На ее взгляд, Кальвина с Элизабет связывали странные, почти сверхъестественные отношения: эта парочка напоминала разлученных при рождении однояйцевых близнецов, которые случайно встретились в окопе, когда вокруг свирепствовала смерть, и не переставали удивляться своему поразительному сходству и общей для них непереносимости моллюсков и актерской манеры Дина Мартина[10]
. «Шутишь? – так в ее представлении бесконечно переспрашивали друг друга Кальвин и Элизабет. – И я тоже».Ее отношения с мистером Слоуном, ныне пенсионером, складывались иначе. Некоторое волнение, которое поначалу скрашивало их жизнь, давно стерлось, как дешевый лак для ногтей. Гарриет считала мужа крутым, поскольку тот был покрыт татуировками и не обращал, похоже, внимания на такие мелочи, как ее толстые щиколотки или жидкие волосенки. Теперь, задним числом, до нее дошло, что это сразу должно было сработать как тревожный звоночек: муж просто не обращал на нее внимания, а значит, вскоре она вообще перестанет для него существовать.
Теперь Гарриет уже не могла вспомнить, в какой момент после свадьбы сообразила, что они с мужем не любят друг друга, и произошло это, наверное, где-то между первым этапом, когда он стал вместо «телевизор» говорить «ящик», и вторым – когда густая поросль на его торсе начала осыпаться подобно пуху одуванчика и припорашивать пол в их доме.
Да, жить с мистером Слоуном было мерзко, но не его физические недостатки внушали сильное отвращение миссис Слоун: у нее тоже выпадали волосы. Скорее, она презирала его скудоумие, его унылую физиономию упрямого невежды, лишенного к тому же всякого обаяния; его необразованность, нетерпимость, вульгарность и бессердечие, а особенно – его безграничную, ничем не оправданную самоуверенность.

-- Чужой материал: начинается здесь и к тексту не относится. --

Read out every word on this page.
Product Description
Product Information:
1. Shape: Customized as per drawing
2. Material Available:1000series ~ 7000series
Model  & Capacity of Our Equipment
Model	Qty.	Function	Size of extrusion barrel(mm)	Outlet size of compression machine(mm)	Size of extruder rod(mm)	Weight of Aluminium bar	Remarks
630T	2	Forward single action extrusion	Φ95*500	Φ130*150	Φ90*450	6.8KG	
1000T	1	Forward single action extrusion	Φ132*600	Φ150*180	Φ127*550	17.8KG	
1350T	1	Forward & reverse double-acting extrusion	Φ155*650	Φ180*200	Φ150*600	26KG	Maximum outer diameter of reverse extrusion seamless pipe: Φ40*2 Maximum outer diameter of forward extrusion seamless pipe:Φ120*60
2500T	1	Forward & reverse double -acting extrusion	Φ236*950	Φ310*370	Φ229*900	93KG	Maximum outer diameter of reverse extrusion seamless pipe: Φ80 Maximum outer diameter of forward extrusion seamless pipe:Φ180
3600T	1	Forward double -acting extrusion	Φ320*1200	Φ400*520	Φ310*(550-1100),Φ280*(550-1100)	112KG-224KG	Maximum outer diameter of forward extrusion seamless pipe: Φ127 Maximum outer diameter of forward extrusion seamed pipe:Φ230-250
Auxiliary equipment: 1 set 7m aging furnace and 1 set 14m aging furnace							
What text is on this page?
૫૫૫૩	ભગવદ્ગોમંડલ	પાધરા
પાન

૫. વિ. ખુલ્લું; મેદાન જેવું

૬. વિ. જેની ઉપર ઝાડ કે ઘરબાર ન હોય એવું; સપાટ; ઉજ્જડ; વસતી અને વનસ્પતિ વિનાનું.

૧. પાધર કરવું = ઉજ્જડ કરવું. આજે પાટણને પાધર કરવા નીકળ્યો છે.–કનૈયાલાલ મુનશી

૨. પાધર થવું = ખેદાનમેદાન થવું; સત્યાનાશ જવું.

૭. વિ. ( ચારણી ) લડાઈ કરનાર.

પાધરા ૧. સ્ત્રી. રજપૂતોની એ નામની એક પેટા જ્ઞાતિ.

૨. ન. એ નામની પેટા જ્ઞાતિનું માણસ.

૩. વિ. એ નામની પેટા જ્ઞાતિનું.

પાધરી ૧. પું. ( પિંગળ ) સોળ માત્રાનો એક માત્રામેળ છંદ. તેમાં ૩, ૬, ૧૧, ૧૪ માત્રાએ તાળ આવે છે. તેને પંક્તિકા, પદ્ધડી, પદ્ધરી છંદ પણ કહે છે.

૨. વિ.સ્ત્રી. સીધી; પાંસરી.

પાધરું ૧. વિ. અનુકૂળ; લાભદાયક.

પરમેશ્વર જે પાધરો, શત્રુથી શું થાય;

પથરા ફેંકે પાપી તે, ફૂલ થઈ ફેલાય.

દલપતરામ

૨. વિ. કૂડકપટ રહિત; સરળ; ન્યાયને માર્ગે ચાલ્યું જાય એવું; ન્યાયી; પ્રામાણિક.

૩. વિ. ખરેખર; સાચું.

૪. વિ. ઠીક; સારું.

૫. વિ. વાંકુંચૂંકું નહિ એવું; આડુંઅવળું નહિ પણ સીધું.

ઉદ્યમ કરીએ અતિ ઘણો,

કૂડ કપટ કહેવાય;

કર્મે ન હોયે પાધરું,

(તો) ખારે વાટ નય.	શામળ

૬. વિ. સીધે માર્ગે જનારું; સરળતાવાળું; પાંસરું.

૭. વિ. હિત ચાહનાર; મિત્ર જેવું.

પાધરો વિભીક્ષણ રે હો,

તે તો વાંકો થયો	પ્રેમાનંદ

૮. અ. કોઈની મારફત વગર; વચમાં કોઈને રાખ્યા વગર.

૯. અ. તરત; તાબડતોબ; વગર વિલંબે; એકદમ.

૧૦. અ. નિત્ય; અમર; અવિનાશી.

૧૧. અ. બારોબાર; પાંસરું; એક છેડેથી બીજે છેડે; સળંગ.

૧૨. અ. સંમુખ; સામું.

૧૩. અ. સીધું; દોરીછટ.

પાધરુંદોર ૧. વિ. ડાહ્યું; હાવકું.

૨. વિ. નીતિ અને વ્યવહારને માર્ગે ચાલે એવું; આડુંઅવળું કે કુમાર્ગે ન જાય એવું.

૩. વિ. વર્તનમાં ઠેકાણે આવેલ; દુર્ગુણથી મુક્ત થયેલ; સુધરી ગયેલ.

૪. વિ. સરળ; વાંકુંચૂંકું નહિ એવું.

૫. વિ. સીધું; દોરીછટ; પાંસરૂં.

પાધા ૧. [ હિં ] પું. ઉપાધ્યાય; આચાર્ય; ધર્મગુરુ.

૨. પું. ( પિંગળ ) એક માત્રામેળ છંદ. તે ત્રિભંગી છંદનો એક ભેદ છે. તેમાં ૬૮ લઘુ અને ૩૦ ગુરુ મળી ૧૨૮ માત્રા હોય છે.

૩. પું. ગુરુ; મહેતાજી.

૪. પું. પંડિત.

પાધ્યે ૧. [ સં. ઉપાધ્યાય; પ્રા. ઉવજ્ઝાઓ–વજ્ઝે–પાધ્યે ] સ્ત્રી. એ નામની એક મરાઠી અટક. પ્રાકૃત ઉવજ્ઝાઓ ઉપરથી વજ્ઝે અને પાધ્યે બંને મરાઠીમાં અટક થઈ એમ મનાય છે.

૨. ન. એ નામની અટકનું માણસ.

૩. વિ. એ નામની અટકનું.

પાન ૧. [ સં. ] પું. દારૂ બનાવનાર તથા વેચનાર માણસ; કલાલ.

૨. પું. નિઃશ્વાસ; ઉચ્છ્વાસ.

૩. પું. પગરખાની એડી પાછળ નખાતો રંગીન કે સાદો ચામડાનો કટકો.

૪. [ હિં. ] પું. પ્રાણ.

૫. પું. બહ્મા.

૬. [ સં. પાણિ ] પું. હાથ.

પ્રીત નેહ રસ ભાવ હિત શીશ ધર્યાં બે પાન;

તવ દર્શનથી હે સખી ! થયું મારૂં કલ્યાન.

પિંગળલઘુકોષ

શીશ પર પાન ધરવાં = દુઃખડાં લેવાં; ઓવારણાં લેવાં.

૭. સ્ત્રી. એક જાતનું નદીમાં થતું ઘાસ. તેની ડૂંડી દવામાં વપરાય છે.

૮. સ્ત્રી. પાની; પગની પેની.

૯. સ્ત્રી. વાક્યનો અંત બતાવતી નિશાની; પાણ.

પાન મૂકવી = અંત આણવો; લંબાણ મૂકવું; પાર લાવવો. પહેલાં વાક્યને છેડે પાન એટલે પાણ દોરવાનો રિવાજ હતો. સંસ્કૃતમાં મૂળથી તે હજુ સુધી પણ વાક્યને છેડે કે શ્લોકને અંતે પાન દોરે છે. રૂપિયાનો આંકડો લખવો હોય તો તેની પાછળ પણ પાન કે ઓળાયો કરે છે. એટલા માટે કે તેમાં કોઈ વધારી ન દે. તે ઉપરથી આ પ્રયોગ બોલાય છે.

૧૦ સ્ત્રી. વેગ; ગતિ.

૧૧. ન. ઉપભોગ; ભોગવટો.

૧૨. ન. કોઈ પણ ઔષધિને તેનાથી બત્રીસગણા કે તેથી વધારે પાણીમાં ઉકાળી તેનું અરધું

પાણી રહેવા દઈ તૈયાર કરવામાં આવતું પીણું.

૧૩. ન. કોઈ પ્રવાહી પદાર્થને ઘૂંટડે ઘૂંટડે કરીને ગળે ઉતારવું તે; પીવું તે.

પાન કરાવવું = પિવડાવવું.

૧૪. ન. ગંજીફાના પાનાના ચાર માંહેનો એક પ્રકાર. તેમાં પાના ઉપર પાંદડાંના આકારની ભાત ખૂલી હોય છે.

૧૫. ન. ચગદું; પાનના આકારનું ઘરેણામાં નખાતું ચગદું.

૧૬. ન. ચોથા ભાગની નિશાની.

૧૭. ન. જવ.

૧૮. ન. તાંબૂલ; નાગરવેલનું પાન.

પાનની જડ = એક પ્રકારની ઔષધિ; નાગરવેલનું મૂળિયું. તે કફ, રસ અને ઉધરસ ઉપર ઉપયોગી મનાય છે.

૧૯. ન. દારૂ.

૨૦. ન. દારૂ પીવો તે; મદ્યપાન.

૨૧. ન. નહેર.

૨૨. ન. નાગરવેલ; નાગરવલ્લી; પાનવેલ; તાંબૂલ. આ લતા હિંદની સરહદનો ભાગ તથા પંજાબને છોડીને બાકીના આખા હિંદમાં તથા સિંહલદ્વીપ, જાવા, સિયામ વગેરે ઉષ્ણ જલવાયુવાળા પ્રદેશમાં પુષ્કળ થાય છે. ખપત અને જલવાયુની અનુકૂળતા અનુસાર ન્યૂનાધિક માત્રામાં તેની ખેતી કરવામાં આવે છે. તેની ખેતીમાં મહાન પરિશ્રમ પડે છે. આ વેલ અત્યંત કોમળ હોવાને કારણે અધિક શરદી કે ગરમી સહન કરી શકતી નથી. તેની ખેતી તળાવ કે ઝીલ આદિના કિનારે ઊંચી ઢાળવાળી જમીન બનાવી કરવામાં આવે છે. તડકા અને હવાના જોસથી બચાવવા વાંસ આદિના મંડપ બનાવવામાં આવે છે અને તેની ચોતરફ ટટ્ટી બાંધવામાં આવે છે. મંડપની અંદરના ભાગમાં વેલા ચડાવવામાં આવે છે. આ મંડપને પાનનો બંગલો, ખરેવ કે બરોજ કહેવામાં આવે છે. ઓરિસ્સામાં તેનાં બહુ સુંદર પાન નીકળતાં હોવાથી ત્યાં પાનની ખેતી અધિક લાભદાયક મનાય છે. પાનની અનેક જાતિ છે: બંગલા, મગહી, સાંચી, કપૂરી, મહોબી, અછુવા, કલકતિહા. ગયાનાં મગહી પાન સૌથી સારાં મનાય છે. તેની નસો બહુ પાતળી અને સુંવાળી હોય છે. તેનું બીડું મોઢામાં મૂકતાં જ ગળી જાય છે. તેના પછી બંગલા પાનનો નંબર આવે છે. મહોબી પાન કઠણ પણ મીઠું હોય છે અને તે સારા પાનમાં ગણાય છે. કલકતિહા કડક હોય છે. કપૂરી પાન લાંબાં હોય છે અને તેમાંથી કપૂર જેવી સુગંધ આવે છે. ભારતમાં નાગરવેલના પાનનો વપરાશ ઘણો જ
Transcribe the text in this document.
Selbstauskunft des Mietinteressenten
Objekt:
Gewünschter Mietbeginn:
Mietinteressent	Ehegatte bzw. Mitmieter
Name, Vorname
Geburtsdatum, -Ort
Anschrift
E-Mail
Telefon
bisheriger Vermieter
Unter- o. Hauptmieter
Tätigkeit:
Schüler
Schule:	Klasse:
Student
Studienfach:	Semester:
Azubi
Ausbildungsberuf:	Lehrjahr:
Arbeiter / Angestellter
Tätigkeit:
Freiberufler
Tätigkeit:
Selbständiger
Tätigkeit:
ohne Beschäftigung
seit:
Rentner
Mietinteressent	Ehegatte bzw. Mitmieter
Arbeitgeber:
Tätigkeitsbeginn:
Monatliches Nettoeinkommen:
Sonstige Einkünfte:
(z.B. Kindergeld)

Как и большинству глупых людей, мистеру Слоуну не хватало ума, чтобы постичь масштабы собственной глупости.
Когда Элизабет Зотт переехала жить к Кальвину Эвансу, мистер Слоун сразу это отметил. Он постоянно тявкал, как паршивая гиена, отпуская в адрес Элизабет низкие, непристойные комментарии. «Ты глянь». Он пялился на садившуюся в машину молодую женщину, круговыми движениями почесывал голое пузо, и тонкие черные завитки разлетались по всем углам. «Надо же, цаца какая!»
И всякий раз Гарриет выходила из комнаты. Она понимала, что пора бы уже привыкнуть к его бескультурью, к его похоти, направленной на других женщин. Во время медового месяца он, лежа рядом с ней в постели, впервые мастурбировал в ее присутствии на журнал с девочками. Она смирилась, а куда было деваться? Кроме того, ей было сказано, что это нормально. И даже полезно для здоровья. С годами журналы становились похабнее, привычка превратилась в потребность, и вот теперь Гарриет в свои пятьдесят пять лет с тяжестью в сердце прибирала за мужем слипшиеся стопки непотребных изданий.
Была у мистера Слоуна еще одна гнусная черта. Подобно многим мужчинам, лишенным сексуальной привлекательности, мистер Слоун искренне верил, что женщины считают его неотразимым. Гарриет не могла взять в толк: откуда у него столько апломба? Допустим, дураки не понимают, насколько они глупы, потому что они дураки, но некрасивый-то человек должен же понимать, до какой степени он непривлекателен, – достаточно просто взглянуть в зеркало.
В конце-то концов, быть некрасивым – не преступление. Гарриет знала, что сама не блещет красотой. Да и Кальвин Эванс красавцем не был, а про мокрого, грязного пса, которого приютила Элизабет, и говорить нечего, да и будущий ребенок Элизабет, по всей вероятности, тоже не родится красивым. Но никто из них не был и никогда не будет уродливым. Уродлив лишь мистер Слоун, а все потому, что непригляден изнутри. По правде сказать, во всем квартале только Элизабет отличалась внешней красотой, и по этой причине Гарриет ее сторонилась. От красоты, считала она, добра не жди.
Потом умер мистер Эванс, и к дому Элизабет потянулся нескончаемый поток каких-то сомнительных, лопающихся от собственной важности мужиков с портфелями; тогда Гарриет с тревогой отметила, что, вероятно, переняла у мистера Слоуна привычку осуждать других. Дабы избавиться от этого ощущения, она решила в тот же день наведаться к Элизабет. Католичка, а значит, навсегда миссис Слоун, она все же не хотела превращаться в мистера Слоуна. Кроме того, кому, как не ей, было знать, сколько хлопот доставляют новорожденные.
«Позвони мне, – мысленно умоляла она, разглядывая дом напротив сквозь щель в занавесках. – Позвони же. Позвони. Позвони».